Погружаясь в романы Владимира Шпакова, мы уже не можем “сочувствовать” главным героям, с увлечением следить за их судьбой и делать их “родными и близкими”, как то бывало при чтении традиционных реалистических романов. Все эти нормальные функции нашего сознания постепенно прибирает к рукам и оприходует индустрия сериалов, а серьезная проза осваивает новые эстетические территории. В нашем случае, если читатель сориентируется в гипертекстовом строении этих произведений, неподдельный интерес вызовет иное – многомерность современной жизни, которую, как мне кажется, удалось прозаику запечатлеть, и, главное, изменившуюся роль человека в обществе и в мироздании в целом.

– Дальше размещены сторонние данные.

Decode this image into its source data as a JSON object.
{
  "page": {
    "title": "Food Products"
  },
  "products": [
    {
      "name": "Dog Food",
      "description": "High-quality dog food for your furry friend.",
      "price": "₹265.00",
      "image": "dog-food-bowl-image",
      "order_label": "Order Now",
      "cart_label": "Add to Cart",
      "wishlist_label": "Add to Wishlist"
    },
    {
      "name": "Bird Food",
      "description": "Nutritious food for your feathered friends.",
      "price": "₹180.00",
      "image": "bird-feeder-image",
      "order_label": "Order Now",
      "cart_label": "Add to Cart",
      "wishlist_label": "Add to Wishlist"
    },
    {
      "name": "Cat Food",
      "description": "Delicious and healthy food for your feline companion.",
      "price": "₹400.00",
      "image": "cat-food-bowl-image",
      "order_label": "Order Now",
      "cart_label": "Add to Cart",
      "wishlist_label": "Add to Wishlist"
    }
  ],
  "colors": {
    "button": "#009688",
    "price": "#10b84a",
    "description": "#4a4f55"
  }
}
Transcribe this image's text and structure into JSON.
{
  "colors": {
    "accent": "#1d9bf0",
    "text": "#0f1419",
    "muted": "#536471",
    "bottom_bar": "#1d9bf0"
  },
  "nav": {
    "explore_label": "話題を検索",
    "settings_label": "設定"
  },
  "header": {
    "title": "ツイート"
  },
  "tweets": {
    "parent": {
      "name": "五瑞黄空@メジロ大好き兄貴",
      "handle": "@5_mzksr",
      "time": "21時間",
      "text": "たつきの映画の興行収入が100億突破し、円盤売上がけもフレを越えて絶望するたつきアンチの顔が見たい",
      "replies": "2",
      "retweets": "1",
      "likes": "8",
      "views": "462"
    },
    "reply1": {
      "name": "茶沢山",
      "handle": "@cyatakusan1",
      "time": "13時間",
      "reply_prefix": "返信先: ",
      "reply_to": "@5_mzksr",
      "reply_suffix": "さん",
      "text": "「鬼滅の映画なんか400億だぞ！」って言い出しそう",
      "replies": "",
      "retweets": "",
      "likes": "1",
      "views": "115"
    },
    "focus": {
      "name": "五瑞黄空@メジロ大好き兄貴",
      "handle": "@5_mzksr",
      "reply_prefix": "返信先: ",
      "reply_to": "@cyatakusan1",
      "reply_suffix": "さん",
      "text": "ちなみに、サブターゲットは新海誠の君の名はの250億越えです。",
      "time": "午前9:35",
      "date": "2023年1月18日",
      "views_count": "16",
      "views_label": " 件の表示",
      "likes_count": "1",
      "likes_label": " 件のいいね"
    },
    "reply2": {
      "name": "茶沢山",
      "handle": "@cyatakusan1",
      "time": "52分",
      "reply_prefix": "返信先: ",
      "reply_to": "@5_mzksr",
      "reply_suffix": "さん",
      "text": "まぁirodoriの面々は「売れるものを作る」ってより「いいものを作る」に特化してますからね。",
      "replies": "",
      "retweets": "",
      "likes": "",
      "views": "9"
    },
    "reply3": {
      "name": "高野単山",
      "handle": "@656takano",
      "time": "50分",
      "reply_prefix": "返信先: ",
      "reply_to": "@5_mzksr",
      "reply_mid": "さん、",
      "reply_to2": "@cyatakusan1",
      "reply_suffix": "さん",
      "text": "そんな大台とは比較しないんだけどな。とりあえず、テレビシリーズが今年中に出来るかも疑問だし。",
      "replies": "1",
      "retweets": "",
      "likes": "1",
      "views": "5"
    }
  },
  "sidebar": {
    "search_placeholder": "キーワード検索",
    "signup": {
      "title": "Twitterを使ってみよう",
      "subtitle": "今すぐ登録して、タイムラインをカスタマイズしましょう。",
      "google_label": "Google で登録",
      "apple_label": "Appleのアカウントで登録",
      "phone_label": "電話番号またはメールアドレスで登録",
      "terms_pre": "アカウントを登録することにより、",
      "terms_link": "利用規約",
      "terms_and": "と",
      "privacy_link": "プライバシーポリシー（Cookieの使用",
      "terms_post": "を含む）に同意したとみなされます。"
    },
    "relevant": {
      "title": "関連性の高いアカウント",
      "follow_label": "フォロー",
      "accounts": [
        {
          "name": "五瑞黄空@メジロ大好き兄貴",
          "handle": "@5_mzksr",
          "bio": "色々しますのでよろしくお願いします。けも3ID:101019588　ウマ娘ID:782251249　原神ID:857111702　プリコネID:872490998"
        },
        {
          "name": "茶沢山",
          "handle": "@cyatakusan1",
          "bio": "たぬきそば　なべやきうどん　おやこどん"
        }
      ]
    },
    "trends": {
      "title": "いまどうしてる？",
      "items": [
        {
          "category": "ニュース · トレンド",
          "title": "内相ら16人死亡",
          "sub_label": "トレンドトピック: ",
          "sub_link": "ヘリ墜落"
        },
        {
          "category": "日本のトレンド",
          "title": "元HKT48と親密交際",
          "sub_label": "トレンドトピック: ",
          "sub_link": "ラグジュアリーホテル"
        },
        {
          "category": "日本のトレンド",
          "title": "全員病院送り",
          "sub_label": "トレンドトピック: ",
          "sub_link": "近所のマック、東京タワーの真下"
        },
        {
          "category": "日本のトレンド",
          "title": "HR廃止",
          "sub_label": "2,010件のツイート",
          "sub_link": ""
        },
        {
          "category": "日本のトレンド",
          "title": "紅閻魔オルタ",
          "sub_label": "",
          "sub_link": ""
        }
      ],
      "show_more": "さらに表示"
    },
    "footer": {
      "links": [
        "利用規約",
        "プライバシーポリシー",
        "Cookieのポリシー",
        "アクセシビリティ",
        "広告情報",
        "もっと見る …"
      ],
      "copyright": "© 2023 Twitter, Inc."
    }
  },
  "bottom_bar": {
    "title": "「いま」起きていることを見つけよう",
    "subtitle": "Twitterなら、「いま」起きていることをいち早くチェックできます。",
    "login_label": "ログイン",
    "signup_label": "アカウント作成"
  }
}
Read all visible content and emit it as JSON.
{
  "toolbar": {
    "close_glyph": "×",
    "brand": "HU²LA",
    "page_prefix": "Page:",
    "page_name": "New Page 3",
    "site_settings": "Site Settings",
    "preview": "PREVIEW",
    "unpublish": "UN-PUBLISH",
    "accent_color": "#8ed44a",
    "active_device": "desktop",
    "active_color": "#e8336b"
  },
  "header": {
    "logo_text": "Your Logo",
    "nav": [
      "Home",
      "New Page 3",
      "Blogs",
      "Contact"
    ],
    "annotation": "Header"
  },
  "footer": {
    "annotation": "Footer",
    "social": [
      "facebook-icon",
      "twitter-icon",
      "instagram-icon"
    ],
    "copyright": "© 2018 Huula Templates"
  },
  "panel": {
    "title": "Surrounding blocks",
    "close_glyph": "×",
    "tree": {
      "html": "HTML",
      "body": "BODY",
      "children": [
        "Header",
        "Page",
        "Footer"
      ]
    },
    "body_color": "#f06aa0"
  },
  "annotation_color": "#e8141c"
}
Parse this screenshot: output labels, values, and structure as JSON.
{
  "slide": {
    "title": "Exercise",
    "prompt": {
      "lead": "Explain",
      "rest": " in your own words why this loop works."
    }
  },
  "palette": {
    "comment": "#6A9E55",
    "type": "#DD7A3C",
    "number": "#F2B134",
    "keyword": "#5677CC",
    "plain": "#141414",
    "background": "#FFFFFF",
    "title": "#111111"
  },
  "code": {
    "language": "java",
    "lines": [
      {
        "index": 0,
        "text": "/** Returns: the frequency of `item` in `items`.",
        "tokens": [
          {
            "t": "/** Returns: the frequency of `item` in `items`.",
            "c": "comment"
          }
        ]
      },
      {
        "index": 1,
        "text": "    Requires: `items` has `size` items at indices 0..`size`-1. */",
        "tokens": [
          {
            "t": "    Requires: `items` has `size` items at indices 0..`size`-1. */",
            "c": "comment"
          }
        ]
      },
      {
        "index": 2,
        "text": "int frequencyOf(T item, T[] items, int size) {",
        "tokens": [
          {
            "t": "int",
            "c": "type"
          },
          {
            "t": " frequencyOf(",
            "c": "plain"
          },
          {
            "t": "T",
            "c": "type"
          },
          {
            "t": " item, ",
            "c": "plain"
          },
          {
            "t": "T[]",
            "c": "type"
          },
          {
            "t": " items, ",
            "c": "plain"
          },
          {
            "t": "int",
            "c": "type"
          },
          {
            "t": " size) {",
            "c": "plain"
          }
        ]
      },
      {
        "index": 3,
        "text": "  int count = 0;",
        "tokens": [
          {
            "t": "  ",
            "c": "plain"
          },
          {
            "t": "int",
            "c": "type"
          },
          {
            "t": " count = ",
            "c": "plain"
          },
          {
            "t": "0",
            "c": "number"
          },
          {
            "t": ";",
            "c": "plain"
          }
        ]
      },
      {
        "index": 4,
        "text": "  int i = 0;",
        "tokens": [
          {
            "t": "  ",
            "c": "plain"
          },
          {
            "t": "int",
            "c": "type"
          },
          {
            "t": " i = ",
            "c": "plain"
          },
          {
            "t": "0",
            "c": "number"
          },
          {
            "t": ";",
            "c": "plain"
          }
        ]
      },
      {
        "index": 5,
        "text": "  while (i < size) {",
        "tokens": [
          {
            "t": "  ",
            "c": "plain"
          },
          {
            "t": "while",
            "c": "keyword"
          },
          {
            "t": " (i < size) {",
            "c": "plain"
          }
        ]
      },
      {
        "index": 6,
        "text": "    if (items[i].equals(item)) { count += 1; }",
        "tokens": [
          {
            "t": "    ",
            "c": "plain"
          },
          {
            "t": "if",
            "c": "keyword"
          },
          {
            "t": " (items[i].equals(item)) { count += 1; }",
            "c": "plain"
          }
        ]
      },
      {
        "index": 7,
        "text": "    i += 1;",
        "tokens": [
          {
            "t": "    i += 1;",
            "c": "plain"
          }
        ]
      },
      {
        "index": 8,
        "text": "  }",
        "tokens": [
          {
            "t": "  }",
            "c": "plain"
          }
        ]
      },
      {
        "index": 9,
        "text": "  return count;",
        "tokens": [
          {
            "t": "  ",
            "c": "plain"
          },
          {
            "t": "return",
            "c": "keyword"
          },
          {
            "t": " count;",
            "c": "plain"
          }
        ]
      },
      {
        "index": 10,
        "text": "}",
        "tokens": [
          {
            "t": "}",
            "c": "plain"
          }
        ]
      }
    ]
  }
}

Вот почему на первый план в прозе Шпакова выходят, как представляется, не герои – люди, а места, в которых они обитают, действуют, на худой конец – проходят по этим местам или их проезжают. Топография романов указывает не на что иное, как на стратификацию современного общества. Но это отнюдь не социальная проза. В качестве “мест” выступают территории виртуальные, фантастические, условные – все, что угодно, лишь бы в прозаическом тексте воплотить общее для обоих замыслов. Если историческое время стагнирует и обессмысливается сам процесс развития, то человек, желая выжить, обрести точку опоры, ориентируется на пространственные координаты своего бытия.
Чтобы разглядеть и описать эти процессы, думается, мало владеть психологическим письмом и приемами традиционной реалистической прозы. Время и литература ставят перед автором другие задачи, и потому современная проза нередко уходит от принципа типизации действительности в форме литературного повествования. На первый план выходят не новые, конечно, но востребованные сейчас основания письма: условность, в каком-то смысле даже фантастичность, за которой стоят образные, а не символические координаты текста. Именно предпосылками монументальных образов – образов как процесса, а не как концепции, являются фрагменты-эпизоды в романах писателя. Они и составляют мозаику гипертекста как воплощение мозаичности современной жизни.
Что поделать, если существование современного человека происходит на “поле”, где победы точно так же, как и поражения, случаются раз и навсегда. А игры чреваты нешуточной опасностью и полным безумием.